Diagnosing Lameness Lameness is a complex condition, and the extent of the examination and evaluation will usually relate to what the owner plans to do with the horse.
A thorough lameness workup with the development of related rehabilitations regimens can be complicated and time-consuming. Owners should make sure they understand what is causing the lameness, the prognosis for recovery, and the medications, exercises, therapies and other requirements to restore the lame horse to its best possible condition.
The horse owner should follow the veterinarian's instructions and be willing to comply with requests for follow-up exams. In most cases, the horse will need rest during treatment and possibly for some time afterward. Making sure that the veterinarian's instructions are discussed, understood and followed will help insure that the horse gets the best care possible.

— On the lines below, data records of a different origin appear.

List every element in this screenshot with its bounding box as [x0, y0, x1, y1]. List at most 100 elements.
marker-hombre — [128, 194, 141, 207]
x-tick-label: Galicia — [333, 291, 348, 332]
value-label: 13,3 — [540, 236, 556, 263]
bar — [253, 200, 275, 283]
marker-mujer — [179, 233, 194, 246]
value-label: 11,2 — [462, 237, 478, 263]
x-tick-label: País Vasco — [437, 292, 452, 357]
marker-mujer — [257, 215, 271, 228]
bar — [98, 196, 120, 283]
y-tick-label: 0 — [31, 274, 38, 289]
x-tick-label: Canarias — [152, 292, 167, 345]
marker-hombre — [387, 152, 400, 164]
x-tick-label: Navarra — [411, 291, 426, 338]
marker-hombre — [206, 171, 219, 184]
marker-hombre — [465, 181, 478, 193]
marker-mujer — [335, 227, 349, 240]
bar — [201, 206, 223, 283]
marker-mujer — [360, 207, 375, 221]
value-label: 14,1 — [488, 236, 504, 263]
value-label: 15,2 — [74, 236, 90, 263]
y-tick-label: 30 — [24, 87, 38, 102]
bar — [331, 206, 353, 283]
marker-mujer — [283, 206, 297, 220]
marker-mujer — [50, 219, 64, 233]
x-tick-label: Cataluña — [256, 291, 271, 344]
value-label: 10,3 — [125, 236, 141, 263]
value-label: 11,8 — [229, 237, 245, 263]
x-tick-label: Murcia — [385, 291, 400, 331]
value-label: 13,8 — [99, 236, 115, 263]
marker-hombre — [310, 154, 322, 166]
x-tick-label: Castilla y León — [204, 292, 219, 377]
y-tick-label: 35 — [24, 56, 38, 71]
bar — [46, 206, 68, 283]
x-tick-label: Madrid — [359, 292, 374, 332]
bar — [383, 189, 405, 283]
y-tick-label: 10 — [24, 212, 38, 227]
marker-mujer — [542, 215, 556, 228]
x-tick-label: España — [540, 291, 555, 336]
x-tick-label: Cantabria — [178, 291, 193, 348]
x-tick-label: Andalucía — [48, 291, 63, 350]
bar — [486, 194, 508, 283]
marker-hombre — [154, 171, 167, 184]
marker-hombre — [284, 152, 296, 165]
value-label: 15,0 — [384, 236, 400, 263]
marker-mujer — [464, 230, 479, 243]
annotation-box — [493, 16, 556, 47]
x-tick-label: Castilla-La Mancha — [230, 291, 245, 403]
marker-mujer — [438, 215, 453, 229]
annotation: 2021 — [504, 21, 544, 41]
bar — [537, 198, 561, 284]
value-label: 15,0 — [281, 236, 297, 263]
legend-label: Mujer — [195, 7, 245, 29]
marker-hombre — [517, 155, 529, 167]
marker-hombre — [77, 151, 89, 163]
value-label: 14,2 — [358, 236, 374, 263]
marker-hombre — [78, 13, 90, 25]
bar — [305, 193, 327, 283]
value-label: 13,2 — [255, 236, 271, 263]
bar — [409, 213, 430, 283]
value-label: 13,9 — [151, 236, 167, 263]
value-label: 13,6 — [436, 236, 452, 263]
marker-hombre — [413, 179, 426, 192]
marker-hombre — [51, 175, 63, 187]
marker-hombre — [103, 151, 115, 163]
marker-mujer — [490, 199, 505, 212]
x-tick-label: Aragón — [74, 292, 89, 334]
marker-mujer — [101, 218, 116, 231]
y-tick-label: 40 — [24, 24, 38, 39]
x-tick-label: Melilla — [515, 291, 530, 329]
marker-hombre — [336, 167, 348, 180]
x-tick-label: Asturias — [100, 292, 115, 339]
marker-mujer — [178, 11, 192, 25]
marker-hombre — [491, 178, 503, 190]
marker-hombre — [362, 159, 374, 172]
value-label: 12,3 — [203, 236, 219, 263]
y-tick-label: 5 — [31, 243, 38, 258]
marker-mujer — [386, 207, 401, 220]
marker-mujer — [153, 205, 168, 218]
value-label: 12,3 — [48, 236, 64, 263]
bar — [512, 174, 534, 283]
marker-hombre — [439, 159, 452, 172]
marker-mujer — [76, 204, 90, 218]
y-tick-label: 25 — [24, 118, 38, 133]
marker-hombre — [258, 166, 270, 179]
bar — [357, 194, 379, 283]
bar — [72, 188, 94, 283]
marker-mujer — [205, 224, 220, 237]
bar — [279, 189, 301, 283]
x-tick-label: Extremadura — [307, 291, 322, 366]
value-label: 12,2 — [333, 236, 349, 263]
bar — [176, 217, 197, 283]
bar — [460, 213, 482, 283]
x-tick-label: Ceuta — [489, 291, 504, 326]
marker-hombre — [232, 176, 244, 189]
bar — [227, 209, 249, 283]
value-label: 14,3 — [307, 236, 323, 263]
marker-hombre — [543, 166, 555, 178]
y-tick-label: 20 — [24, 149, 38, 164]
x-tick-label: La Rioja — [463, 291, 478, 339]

How veterinarians grade horse lameness
Because each horse has individual characteristics, evaluating lameness can be challenging. The American Association of Equine Practitioners has developed a lameness scale that ranges from zero to five, with zero being no perceptible lameness, and five being extremely lame:
Lameness not perceptible under any circumstances
Lameness is difficult to observe and is not consistently apparent, regardless of circumstances (e.g., weight carrying, circling, inclines, hard surfaces, etc.)
Lameness is difficult to observe at a walk or when trotting in a straight line, but consistently apparent under certain circumstances (e.g., weight carrying, circling, inclines, hard surfaces, etc.)
Lameness is consistently observable at a trot under all circumstances
Lameness is obvious at a walk
Lameness produces minimal weight-bearing in motion and/or at rest or a complete inability to move
Lameness is a complex condition, and the extent of the examination and evaluation will usually relate to what the owner plans to do with the horse. If the horse is more of a pasture ornament and ridden only occasionally, the veterinarian may not recommend all the diagnostic tests that can add to an exam's cost, especially if the schedule allows for plenty of pasture time, along with the right amount of exercise to allow healing of the structures that contribute to the lameness.
On the other hand, if the horse is a competitive performance horse, the value, intended use of the horse, and long-term goals may make the most advanced tests absolutely necessary to provide the most comprehensive picture of the horse's condition. The veterinarian can then prescribe treatment and give a reasonable estimate of the time needed to rest the horse before returning to an active schedule.